In this era, in which so much attention is given to stories tied to President Trump, have you found it more difficult to get the sort of investigative pieces you do to air?
Yes and no. We do less work that isn’t Trump-related, but the work we do—by virtue of how strong it needs to be to break through—is given more investment and time and support. Before, we were having to fill so much air, we were bouncing from story to story. Now, I know my bosses are supportive of me doing the labor and having the quiet time. What I’ve heard from [CNN President] Jeff Zucker has been that this is what he wants. He wants enterprise; he wants investigative; and it doesn’t have to have a Trump relationship to make air. I think people have an appetite for something that isn’t Trump.
Speaking of that, you’ve just returned from the Democratic Republic of Congo.
Yes, we have a piece on the use of child labor in cobalt mining. This is with regards to this extraordinary green-power revolution, and electric car batteries specifically. There seems to be a sense that we all kind of rocked ahead without thinking about the actual impact of where these resources are coming from. Where is the cobalt coming from? Who is mining your cobalt? The resources curse is something we talk about so often that it almost becomes a truism. In the Congo, the wealth and the riches there have become this extraordinary curse. The Economist memorably described the government there as being seven years into a five-year term. You have a government that is refusing the very basics of democracy; every single corner of the Congo is inflamed in some form of conflict. And yet this is the place that is completely integral to what should be an ethical green revolution. So where is our complicity in that as consumers? What are the questions we should be asking?
When people want to establish that we are not to be believed and we are not to be trusted, it’s because they know we are capable of changing the climate and the culture, and opening people’s eyes in really powerful ways.

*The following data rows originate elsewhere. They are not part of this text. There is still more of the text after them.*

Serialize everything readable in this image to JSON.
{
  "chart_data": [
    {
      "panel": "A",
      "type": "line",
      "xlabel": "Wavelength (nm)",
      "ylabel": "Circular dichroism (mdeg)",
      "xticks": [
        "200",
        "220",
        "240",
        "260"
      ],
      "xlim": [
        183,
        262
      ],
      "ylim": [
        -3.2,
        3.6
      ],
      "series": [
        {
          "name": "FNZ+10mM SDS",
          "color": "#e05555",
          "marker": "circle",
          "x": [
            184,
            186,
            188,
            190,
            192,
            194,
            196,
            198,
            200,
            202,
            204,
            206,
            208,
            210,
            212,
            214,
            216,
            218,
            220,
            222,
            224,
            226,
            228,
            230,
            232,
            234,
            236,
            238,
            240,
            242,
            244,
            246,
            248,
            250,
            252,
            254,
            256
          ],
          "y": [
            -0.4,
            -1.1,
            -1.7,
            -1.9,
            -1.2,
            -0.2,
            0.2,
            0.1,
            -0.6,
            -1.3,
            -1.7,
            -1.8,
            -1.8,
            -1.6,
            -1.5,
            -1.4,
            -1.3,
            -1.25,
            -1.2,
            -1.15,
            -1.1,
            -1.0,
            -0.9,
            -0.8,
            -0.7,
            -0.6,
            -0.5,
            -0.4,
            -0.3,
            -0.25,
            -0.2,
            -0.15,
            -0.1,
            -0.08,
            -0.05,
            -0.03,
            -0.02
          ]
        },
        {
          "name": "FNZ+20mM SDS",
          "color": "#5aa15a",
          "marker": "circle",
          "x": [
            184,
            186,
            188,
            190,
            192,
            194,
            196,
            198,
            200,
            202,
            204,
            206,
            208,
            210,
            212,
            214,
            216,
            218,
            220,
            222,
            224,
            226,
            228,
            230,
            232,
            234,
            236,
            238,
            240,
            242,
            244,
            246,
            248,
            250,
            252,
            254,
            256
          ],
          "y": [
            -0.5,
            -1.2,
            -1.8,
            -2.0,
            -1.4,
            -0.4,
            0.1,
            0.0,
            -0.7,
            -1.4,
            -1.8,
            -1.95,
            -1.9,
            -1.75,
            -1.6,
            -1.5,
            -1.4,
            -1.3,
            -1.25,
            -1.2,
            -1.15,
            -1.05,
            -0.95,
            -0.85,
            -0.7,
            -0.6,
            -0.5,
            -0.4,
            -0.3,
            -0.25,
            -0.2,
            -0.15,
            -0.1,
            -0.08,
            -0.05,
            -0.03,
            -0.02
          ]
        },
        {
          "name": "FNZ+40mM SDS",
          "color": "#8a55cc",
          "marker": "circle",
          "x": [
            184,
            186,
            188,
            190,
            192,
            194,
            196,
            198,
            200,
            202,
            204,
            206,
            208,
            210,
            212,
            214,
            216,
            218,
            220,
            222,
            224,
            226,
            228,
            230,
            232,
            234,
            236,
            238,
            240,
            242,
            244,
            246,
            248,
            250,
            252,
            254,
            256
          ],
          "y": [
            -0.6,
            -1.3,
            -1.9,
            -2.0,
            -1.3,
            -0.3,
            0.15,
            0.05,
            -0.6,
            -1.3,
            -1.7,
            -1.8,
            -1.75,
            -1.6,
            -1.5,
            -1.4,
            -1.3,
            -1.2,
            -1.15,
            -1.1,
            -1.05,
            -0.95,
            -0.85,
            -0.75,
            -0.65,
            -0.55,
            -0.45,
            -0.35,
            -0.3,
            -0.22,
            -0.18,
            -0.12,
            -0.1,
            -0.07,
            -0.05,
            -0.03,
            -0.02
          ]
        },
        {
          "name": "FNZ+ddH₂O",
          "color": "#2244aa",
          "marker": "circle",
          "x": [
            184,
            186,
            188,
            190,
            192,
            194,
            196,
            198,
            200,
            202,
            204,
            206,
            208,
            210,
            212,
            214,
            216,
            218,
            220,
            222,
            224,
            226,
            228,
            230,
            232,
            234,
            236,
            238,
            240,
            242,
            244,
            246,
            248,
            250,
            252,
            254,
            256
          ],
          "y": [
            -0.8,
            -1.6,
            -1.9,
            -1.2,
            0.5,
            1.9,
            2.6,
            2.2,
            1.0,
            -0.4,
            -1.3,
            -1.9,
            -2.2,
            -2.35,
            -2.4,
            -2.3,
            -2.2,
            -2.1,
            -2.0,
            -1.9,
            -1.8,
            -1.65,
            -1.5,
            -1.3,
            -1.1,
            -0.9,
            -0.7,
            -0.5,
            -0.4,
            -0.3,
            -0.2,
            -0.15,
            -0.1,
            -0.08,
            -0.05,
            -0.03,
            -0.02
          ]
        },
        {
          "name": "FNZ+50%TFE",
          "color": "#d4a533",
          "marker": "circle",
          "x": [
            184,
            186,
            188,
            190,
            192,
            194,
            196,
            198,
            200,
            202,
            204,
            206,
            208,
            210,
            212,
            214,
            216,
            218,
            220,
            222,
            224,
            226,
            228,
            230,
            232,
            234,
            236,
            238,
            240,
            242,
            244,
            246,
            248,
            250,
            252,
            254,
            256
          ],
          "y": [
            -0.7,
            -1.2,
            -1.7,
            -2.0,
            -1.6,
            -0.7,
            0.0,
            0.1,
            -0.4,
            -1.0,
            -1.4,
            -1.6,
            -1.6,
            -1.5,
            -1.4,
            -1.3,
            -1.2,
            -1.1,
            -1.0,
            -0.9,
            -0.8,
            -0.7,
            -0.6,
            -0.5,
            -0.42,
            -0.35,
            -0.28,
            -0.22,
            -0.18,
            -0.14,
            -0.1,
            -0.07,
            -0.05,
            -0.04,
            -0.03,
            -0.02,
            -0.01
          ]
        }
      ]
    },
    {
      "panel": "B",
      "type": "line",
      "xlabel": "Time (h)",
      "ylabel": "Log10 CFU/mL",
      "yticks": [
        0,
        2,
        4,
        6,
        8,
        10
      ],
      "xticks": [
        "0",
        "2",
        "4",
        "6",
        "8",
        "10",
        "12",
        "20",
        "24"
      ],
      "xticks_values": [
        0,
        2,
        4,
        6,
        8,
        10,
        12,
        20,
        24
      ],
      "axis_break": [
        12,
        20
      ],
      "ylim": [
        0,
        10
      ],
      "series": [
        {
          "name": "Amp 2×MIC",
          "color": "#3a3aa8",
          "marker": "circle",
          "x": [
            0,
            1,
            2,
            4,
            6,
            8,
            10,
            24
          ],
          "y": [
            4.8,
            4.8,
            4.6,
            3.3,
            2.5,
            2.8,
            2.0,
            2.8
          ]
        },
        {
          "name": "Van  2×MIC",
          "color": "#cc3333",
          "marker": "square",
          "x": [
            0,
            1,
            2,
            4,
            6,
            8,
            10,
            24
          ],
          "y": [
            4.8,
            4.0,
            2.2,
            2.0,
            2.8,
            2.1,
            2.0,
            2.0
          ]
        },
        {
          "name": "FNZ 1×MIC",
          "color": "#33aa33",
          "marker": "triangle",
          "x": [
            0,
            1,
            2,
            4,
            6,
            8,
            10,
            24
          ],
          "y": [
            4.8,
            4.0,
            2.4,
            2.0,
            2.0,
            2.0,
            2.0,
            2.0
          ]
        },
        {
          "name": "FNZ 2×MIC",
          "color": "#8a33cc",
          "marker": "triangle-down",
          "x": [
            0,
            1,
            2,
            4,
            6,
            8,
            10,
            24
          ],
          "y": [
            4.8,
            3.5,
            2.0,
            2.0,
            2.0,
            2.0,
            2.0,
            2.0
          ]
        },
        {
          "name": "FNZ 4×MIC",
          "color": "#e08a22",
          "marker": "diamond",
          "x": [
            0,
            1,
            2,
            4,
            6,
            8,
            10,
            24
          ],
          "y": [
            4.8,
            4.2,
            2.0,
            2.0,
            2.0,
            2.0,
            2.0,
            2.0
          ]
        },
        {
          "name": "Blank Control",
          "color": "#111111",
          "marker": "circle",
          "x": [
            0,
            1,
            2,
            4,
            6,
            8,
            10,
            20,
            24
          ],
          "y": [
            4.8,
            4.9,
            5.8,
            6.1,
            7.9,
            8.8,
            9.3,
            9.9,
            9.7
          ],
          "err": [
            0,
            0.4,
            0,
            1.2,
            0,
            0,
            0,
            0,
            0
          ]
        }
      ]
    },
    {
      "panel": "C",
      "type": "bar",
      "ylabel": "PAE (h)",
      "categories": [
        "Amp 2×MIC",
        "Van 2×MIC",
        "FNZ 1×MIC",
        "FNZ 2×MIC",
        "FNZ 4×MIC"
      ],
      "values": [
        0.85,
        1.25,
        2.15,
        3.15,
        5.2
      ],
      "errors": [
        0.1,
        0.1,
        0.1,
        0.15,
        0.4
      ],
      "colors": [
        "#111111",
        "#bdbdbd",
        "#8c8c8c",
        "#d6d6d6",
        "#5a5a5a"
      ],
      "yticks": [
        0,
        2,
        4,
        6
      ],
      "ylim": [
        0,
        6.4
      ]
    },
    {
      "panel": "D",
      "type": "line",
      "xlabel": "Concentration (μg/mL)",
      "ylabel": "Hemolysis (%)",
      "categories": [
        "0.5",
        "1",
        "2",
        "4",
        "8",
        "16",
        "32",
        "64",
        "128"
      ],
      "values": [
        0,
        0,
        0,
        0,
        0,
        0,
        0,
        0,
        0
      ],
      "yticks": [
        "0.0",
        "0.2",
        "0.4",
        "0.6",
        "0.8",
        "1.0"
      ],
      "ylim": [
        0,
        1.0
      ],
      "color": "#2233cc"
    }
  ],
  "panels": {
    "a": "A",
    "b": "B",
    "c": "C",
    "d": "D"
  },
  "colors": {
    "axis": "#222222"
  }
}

What does your reporting say about our—consumers—unquestioning complicity in this global marketplace?
I think what it says is that we as consumers still don’t see these multinationals for what they are and the immense power they wield. Whereas we would be questioning of authority from a government entity, questioning of the potential for hidden agendas, we treat multinational companies as if they exist to serve us. As if they are honest brokers, and of course they’re not. They exist to turn a profit. So we have to educate ourselves and be willing to be as suspicious of them as we are of the actions of nation states, because in certain circumstances they can often wield more power.
Have you seen any immediate reaction from the multinational companies mentioned in the story?
What shocked me was that the information was hiding in plain sight, in SEC filings where Tesla and others acknowledge the complexity of their supply chains and what that means for traceability. They just didn’t share that with consumers, and they clearly didn’t expect consumers to understand the ramifications. Daimler was among the few who did acknowledge to us early on in the right-to-reply process that supply-chain complexity meant they were unable to fully trace their supply chains. We sent through our findings a month ago, and since our investigation was broadcast, they have announced a full supply-chain audit, saying they’re willing to trace materials all the way to the individual mine if need be.
China’s Congo Dongfang Mining (CDM), the largest international supplier of artisanal Congolese cobalt, told us they have launched an investigation in to our findings. They also say they are launching a report in the coming weeks which will fully trace their supply chain and be made public, a move they have resisted in the past over concerns it would impact their competitiveness.